JP Morgan Chase analysts have told clients in a note delivered on June 11 that they see Bitcoin (BTC) continuing its existence as an asset, albeit a speculative one. Obtained by CoinDesk, the note makes some interesting conclusions by the analysts, who noted that Bitcoin outperformed other asset classes in March and possessed more resilient liquidity on major exchanges.
A large part of the note was dedicated to the performance of asset classes in March, when markets crashed due to the COVID-19 pandemic.
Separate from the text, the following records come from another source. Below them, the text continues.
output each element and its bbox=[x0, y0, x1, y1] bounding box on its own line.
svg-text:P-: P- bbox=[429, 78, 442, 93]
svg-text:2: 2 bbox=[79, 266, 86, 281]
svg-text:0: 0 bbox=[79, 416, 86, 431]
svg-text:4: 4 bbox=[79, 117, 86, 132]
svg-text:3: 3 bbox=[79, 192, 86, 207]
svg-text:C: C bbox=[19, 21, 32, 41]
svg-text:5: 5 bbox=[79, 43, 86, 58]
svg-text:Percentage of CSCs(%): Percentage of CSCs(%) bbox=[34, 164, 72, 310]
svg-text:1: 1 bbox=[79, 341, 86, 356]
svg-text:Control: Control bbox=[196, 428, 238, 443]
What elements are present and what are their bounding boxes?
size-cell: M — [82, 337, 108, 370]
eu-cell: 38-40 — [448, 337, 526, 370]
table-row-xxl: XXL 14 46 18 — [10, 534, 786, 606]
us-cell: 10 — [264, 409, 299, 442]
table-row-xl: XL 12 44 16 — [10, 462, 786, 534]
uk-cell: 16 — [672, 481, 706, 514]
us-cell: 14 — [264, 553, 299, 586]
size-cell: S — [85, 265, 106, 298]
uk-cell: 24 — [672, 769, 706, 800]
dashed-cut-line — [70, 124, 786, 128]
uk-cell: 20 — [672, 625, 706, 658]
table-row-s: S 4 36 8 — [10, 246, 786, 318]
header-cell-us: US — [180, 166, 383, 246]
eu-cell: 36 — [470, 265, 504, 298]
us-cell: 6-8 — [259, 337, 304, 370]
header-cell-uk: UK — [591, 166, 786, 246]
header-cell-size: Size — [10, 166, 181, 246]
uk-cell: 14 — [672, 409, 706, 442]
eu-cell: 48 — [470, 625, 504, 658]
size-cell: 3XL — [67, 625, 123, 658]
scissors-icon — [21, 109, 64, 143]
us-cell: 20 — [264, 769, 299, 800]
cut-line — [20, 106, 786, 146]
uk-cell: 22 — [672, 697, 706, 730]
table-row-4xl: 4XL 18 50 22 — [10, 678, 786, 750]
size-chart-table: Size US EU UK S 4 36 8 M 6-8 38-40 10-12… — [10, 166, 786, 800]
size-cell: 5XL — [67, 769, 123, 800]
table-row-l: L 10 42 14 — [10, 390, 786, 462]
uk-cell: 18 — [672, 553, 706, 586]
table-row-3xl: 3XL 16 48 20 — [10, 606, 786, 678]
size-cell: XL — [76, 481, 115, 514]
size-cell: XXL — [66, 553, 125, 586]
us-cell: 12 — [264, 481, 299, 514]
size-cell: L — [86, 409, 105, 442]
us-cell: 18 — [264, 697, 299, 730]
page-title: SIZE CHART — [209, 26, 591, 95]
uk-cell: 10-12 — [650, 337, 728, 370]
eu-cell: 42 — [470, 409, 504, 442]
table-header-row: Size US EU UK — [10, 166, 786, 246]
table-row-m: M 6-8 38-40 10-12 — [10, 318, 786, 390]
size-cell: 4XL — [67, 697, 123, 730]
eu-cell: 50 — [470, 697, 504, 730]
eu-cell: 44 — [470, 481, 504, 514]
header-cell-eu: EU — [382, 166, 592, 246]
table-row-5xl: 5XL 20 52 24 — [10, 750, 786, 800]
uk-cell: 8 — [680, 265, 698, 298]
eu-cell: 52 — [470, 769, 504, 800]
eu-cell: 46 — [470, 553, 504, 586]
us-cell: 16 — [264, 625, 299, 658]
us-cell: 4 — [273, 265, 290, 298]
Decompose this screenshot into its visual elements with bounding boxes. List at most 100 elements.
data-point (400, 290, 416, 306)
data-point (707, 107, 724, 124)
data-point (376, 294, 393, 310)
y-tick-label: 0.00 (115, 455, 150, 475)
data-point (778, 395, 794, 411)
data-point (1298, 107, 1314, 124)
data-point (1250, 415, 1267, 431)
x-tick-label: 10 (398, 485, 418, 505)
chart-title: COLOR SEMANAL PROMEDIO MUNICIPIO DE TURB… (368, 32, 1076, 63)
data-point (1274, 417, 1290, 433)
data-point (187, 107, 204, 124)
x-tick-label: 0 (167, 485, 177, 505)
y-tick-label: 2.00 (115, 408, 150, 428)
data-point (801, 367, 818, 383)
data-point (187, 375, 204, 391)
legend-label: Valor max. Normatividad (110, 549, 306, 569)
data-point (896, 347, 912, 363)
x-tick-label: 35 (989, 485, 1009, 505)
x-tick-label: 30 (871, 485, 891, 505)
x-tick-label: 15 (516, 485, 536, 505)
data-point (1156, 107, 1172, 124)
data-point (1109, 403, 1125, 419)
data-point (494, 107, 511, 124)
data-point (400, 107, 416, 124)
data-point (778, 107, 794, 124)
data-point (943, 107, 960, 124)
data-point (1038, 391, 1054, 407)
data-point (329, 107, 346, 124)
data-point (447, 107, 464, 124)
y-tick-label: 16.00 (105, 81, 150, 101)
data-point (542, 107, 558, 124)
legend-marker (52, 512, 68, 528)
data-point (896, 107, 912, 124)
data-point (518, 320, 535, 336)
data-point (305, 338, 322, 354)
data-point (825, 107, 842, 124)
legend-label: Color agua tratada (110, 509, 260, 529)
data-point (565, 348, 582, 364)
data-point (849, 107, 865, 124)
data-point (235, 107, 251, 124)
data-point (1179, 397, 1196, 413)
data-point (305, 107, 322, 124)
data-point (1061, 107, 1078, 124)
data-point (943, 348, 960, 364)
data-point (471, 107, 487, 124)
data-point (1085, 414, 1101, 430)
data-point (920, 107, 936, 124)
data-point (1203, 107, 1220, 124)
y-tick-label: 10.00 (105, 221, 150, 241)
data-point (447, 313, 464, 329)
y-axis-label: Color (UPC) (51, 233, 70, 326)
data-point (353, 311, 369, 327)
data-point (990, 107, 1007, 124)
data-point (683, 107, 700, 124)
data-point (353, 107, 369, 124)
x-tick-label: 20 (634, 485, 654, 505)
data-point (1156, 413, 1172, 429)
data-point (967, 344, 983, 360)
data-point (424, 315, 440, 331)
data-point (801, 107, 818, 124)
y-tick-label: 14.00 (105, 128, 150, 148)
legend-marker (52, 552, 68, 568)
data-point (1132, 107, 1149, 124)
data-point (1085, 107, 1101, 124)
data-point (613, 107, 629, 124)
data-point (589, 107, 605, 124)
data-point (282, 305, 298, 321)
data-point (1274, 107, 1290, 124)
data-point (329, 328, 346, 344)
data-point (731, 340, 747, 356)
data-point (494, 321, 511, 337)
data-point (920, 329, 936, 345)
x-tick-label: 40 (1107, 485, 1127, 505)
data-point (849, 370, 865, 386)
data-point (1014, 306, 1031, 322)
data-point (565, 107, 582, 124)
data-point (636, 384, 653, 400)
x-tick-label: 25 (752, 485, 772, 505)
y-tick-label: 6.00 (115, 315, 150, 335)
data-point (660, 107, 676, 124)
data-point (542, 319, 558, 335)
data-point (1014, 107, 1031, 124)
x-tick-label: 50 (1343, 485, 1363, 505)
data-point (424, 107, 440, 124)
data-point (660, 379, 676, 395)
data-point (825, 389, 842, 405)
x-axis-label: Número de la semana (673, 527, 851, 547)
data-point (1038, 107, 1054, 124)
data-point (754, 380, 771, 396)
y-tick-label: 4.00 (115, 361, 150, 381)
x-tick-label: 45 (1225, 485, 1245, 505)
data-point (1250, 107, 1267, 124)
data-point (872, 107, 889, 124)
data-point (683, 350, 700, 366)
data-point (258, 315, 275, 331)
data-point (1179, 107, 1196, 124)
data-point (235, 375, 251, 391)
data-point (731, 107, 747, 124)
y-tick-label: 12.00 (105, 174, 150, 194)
The cryptocurrency asset tanked alongside other asset classes - a point that the analysts highlight by saying that Bitcoin has seen an increase in correlation with stock markets, something that wasn’t as prominent in years before.
But perhaps of biggest note is the statement that cryptocurrencies “ successfully passed their first stress test” - a view which echoes the sentiment put forward by Bloomberg analysts in April 2020, who said that Bitcoin was experiencing a leap in maturation and had potential as a store of value.
However, JP Morgan’s analysts seem to think differently on the Bitcoin as as a store-of-value, saying that there is little evidence that it was strong in this regard and that it is more “likely a vehicle for speculation”,
There is little evidence that bitcoin and others served as a safe haven (i.e., ‘digital gold’)—rather, its value appears to have been highly correlated with risky assets like equities. This all likely points to the continued survival of the asset class, but likely still more as a vehicle for speculation than as a medium of exchange or store of value.
Other JP Morgan have reportedly expressed doubt about Bitcoin, but that hasn’t stopped JP Morgan Chase from working firms in the space. The Wall Street Journal reported in May 2020 that the investment bank would offer banking services to both Coinbase and Gemini.